Different regulators are taking varying approaches to expanding their AI capabilities. Some agencies are developing internal AI tools and building dedicated data science teams, while others are leveraging commercial AI solutions adapted for regulatory use. The approaches reflect each agency’s specific mission, resources, and risk tolerance, with larger agencies like the Federal Reserve and SEC generally having more advanced AI programs than smaller regulators. AI applications in supervision include natural language processing for analyzing regulatory filings, machine learning for identifying outlier financial institutions, and predictive analytics for prioritizing examination resources.

The expansion of regulatory AI use raises important governance questions about accuracy, transparency, and fairness in automated supervisory decisions. Regulators must apply the same trustworthy AI principles to their own systems that they expect from the institutions they oversee, including validation, monitoring, and bias testing of AI tools used in examination and enforcement activities. The Government Accountability Office continues to monitor these developments to ensure that regulatory AI adoption enhances rather than compromises the quality of financial supervision.
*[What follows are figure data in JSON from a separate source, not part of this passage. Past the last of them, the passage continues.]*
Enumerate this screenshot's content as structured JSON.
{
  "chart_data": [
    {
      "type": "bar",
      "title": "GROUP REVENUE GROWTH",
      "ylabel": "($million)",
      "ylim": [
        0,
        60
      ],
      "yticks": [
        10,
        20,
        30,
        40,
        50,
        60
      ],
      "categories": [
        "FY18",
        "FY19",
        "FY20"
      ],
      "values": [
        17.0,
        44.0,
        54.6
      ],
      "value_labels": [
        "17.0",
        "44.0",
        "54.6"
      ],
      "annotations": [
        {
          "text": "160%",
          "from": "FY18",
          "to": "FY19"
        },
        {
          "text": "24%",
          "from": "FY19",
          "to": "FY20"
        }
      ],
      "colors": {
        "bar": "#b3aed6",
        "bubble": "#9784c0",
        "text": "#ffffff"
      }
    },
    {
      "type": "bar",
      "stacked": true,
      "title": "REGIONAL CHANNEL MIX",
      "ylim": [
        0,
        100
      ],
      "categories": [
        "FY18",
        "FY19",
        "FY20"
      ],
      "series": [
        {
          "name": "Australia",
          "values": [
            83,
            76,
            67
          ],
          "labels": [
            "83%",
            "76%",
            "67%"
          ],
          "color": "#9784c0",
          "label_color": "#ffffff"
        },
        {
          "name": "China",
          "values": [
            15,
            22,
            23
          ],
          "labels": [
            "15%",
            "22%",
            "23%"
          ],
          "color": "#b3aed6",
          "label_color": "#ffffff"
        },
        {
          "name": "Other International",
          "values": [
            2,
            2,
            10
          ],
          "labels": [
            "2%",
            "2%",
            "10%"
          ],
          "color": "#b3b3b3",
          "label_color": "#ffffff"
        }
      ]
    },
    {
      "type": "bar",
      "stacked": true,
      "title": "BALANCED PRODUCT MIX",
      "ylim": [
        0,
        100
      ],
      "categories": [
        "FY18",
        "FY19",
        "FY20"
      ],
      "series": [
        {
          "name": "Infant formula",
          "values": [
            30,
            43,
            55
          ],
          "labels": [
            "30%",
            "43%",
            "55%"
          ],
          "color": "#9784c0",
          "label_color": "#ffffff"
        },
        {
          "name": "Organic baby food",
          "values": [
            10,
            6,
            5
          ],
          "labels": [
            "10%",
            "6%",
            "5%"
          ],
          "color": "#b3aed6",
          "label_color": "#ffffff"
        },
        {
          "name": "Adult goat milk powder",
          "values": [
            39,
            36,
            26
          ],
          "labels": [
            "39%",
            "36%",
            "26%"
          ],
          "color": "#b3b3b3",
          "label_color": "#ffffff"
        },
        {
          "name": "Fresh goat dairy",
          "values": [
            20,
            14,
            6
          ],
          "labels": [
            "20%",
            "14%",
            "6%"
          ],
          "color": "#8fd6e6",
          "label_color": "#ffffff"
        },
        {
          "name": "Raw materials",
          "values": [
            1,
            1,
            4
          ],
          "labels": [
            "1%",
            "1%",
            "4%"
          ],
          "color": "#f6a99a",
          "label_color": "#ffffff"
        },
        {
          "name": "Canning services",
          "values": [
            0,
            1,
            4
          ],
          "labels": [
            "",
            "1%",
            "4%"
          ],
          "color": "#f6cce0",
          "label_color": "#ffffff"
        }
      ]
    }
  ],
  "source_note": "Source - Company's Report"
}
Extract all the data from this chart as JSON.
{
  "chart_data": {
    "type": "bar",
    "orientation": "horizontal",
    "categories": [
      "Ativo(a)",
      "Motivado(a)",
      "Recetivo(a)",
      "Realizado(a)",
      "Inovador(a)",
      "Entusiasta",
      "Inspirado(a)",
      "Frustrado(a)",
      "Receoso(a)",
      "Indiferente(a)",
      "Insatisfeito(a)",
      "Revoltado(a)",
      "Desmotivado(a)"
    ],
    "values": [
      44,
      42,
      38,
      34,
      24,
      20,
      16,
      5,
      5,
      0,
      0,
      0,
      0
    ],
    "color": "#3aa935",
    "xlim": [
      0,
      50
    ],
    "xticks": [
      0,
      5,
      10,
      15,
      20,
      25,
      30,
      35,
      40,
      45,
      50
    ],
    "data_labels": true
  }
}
Implications for AI Governance in Financial Services

The GAO’s comprehensive assessment of AI in financial services carries significant implications for the future of AI governance across the sector. The report’s findings suggest that while existing regulatory frameworks provide a solid foundation, the rapid pace of AI innovation — particularly in generative AI — will require ongoing adaptation of supervisory approaches. Financial institutions, regulators, and policymakers must collaborate to ensure that governance frameworks evolve alongside technological capabilities without stifling beneficial innovation.

For financial institutions, the report reinforces the importance of robust internal AI governance programs encompassing model risk management, data quality controls, bias testing, and transparency mechanisms. Institutions that proactively implement comprehensive AI governance will be better positioned to navigate regulatory expectations while maintaining competitive advantages from AI deployment. The emphasis on fair lending, consumer protection, and operational resilience provides clear priorities for enterprise AI risk management programs.

Looking ahead, several developments will shape the trajectory of AI oversight in financial services. Congressional attention to AI regulation continues to intensify, with the GAO report informing legislative deliberations on potential AI-specific requirements for financial institutions. International coordination through bodies like the Financial Stability Board and Bank for International Settlements will influence domestic regulatory approaches. The challenge for all stakeholders is balancing the substantial benefits AI offers to financial services against the real and evolving risks that demand vigilant, adaptive oversight frameworks that protect consumers and maintain financial stability.